Concerns about terrorism and war are forcing thousands of Americans to change their spring vacations, with many tweaking travel plans at the last minute in favor of destinations perceived as less risky.
Many people are reluctant to head to the Middle East, but demand is also down for travel to Europe, Asia and Africa, travel agents say.
Two cruise lines, Celebrity and Princess, have completely pulled their Mediterranean packages. Airlines are waiving penalties for changing or canceling flights for the next several weeks. On Thursday, Northwest Airlines suspended its daily nonstop service from Amsterdam to India through Sunday, citing the start of military action. And American Airlines plans to cut international flights by 6 percent in April because of the effect the war is having on bookings.
The unease also extends to domestic travel. Some people are choosing to drive, rather than fly, on shorter trips and cancel others — especially to New York and Washington.
"A lot of business people who have to fly are flying, but those in discretionary travel are delaying," said Matt Bennett, publisher of FirstClassFlyer.com, a guide for business travelers. "If people are afraid, we tell them not to fly. There's no reason to fly scared."
Bill Moore, a businessman based in San Diego, canceled a flight to a board meeting in New York next week and decided to participate in the conference via the Internet.
"It was a request from my family," he said. "Being in New York, based on historical events, my family felt a little uneasy."
Recreational travelers are also focusing on destinations that make them feel safe.
"People pick the U.S. and the Caribbean because they think they are safety zones," said Aimee Ricca, owner of Bonne Amie Travel & Dreamtime Journeys USA in Rockport, Maine. "We've had a lot of Disney trips, because people view that as the ultimate safe place."
Not everyone is convinced Disney World is safe, however.
Julie Silver of Ft. Lauderdale, Fla., canceled a road trip to Disney World this weekend and plans instead to drive her 5-and 8-year-old to Universal Studios, which she views as less high-profile and, therefore, a less likely terrorist target.
Silver's concerns over air travel also have delayed her plans to see family in New York.
"I try not to be paranoid," she said. "You try to think there's a greater chance of being hit by a bus, but it still makes you nervous. That apprehensiveness, it's not worth it."
John Havard, who flew Wednesday with his wife and daughter from Seattle to Albany, N.Y., couldn't help but worry. "It's not the best day to be flying across the country. It's spooky stuff."
The threat of war prompted Wands to delay a European backpacking trip planned to celebrate her college graduation.
"My parents are worried about it," said Wands, a senior at the University of Georgia. "We haven't booked the plane tickets . . . They won't let me go if the war is still going on."
For Georgenton and her aunt, it was the world situation and reports of a deadly respiratory illness in the Far East that made Vietnam a less attractive destination.

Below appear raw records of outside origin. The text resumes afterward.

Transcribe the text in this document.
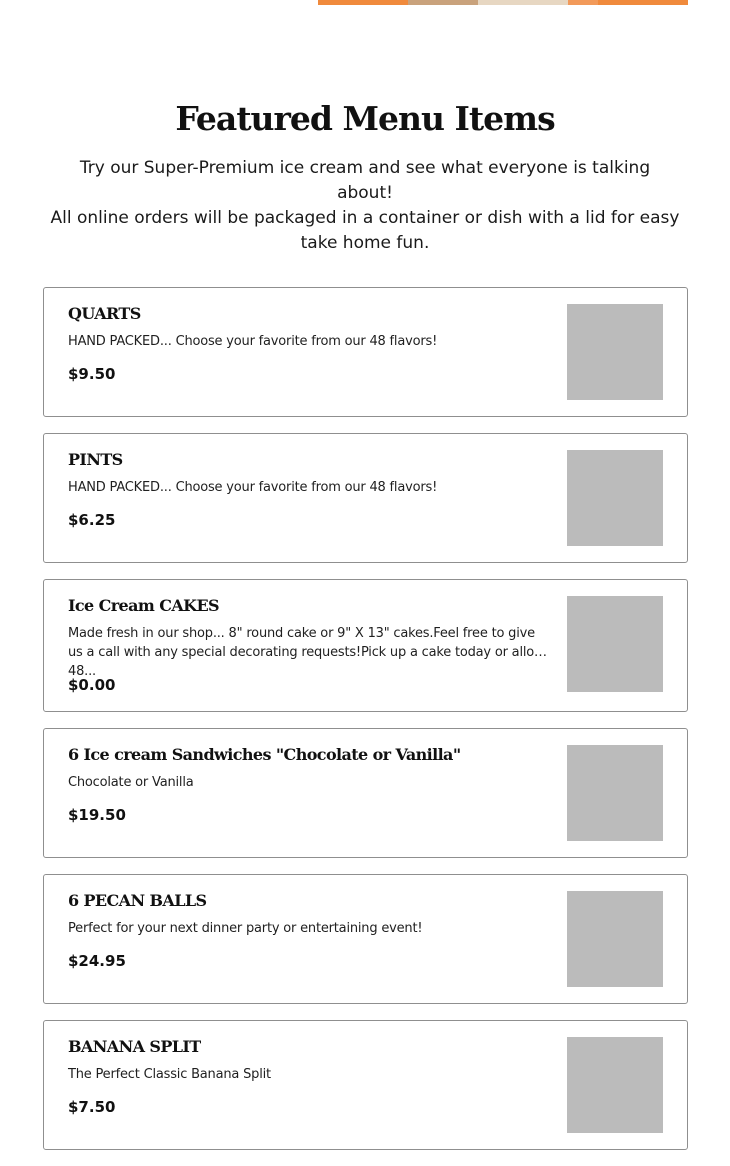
Featured Menu Items

Try our Super-Premium ice cream and see what everyone is talking about!
All online orders will be packaged in a container or dish with a lid for easy take home fun.

QUARTS
HAND PACKED... Choose your favorite from our 48 flavors!
$9.50
PINTS
HAND PACKED... Choose your favorite from our 48 flavors!
$6.25
Ice Cream CAKES
Made fresh in our shop... 8" round cake or 9" X 13" cakes.Feel free to give us a call with any special decorating requests!Pick up a cake today or allow 48...
$0.00
6 Ice cream Sandwiches "Chocolate or Vanilla"
Chocolate or Vanilla
$19.50
6 PECAN BALLS
Perfect for your next dinner party or entertaining event!
$24.95
BANANA SPLIT
The Perfect Classic Banana Split
$7.50
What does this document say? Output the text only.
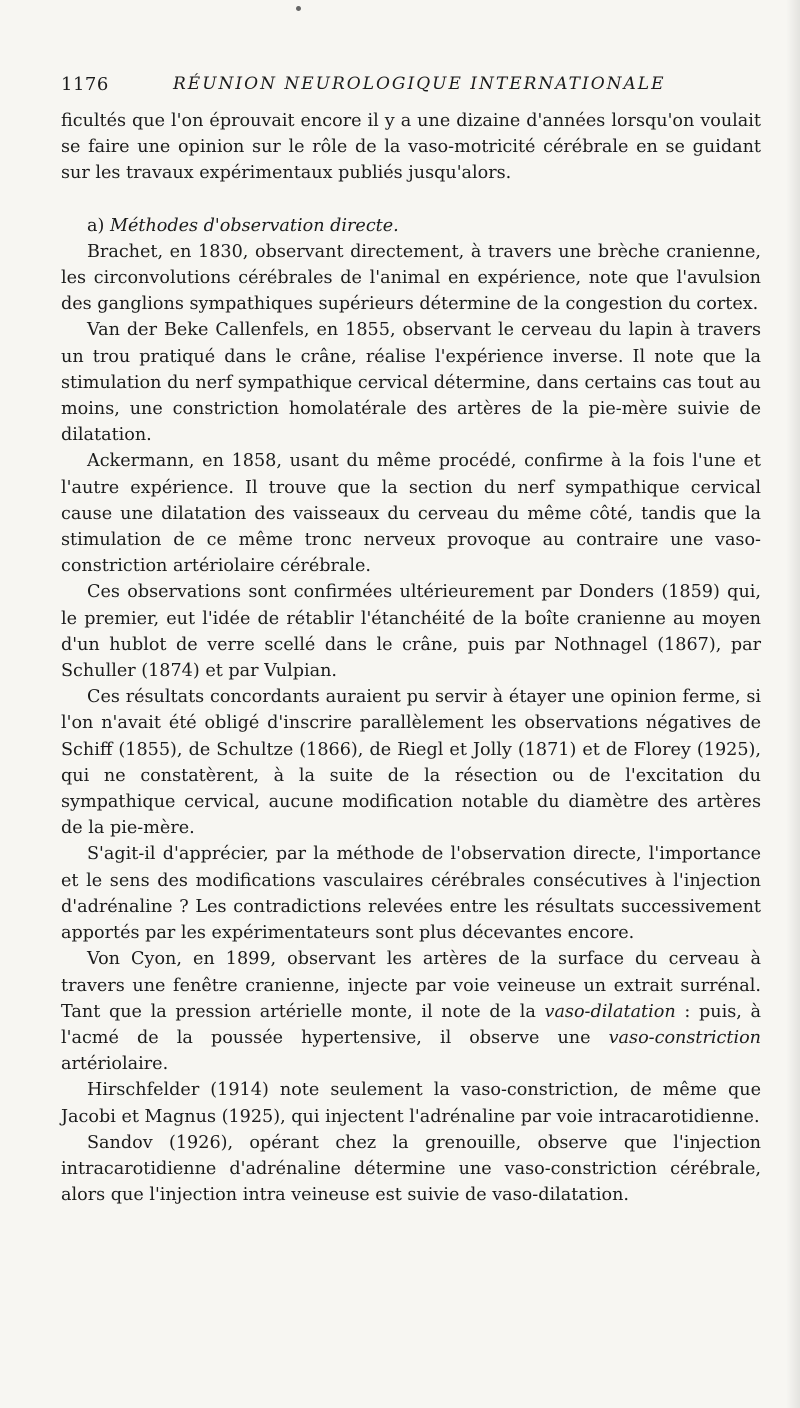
1176	RÉUNION NEUROLOGIQUE INTERNATIONALE

ficultés que l'on éprouvait encore il y a une dizaine d'années lorsqu'on voulait se faire une opinion sur le rôle de la vaso-motricité cérébrale en se guidant sur les travaux expérimentaux publiés jusqu'alors.

a) Méthodes d'observation directe.

Brachet, en 1830, observant directement, à travers une brèche cranienne, les circonvolutions cérébrales de l'animal en expérience, note que l'avulsion des ganglions sympathiques supérieurs détermine de la congestion du cortex.

Van der Beke Callenfels, en 1855, observant le cerveau du lapin à travers un trou pratiqué dans le crâne, réalise l'expérience inverse. Il note que la stimulation du nerf sympathique cervical détermine, dans certains cas tout au moins, une constriction homolatérale des artères de la pie-mère suivie de dilatation.

Ackermann, en 1858, usant du même procédé, confirme à la fois l'une et l'autre expérience. Il trouve que la section du nerf sympathique cervical cause une dilatation des vaisseaux du cerveau du même côté, tandis que la stimulation de ce même tronc nerveux provoque au contraire une vaso-constriction artériolaire cérébrale.

Ces observations sont confirmées ultérieurement par Donders (1859) qui, le premier, eut l'idée de rétablir l'étanchéité de la boîte cranienne au moyen d'un hublot de verre scellé dans le crâne, puis par Nothnagel (1867), par Schuller (1874) et par Vulpian.

Ces résultats concordants auraient pu servir à étayer une opinion ferme, si l'on n'avait été obligé d'inscrire parallèlement les observations négatives de Schiff (1855), de Schultze (1866), de Riegl et Jolly (1871) et de Florey (1925), qui ne constatèrent, à la suite de la résection ou de l'excitation du sympathique cervical, aucune modification notable du diamètre des artères de la pie-mère.

S'agit-il d'apprécier, par la méthode de l'observation directe, l'importance et le sens des modifications vasculaires cérébrales consécutives à l'injection d'adrénaline ? Les contradictions relevées entre les résultats successivement apportés par les expérimentateurs sont plus décevantes encore.

Von Cyon, en 1899, observant les artères de la surface du cerveau à travers une fenêtre cranienne, injecte par voie veineuse un extrait surrénal. Tant que la pression artérielle monte, il note de la vaso-dilatation : puis, à l'acmé de la poussée hypertensive, il observe une vaso-constriction artériolaire.

Hirschfelder (1914) note seulement la vaso-constriction, de même que Jacobi et Magnus (1925), qui injectent l'adrénaline par voie intracarotidienne.

Sandov (1926), opérant chez la grenouille, observe que l'injection intracarotidienne d'adrénaline détermine une vaso-constriction cérébrale, alors que l'injection intra veineuse est suivie de vaso-dilatation.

"We felt much safer being in Hawaii than overseas," she said. "It's partly the war, and the unsettling feeling of being away from family at this time. We wanted to be mellow and rather deal with the war issue from there than be bombarded by it every day from the news."
Many business travelers don't have much choice about travel.
"What are you going to do?" said Peter Shankman, a New York-based public relations agent who will take nine flights in eight days this month for business trips.
Shankman, who watched the World Trade Center burn while landing in Newark, N.J., on Sept. 11, said he is not afraid to fly.
"I feel secure on an airplane. I think it's the safest place to be," he said while preparing to fly out of New Orleans. "The one thing the 9/11 hijackers did was ruin hijacking as an industry. Airline travel is more safe now than it ever was."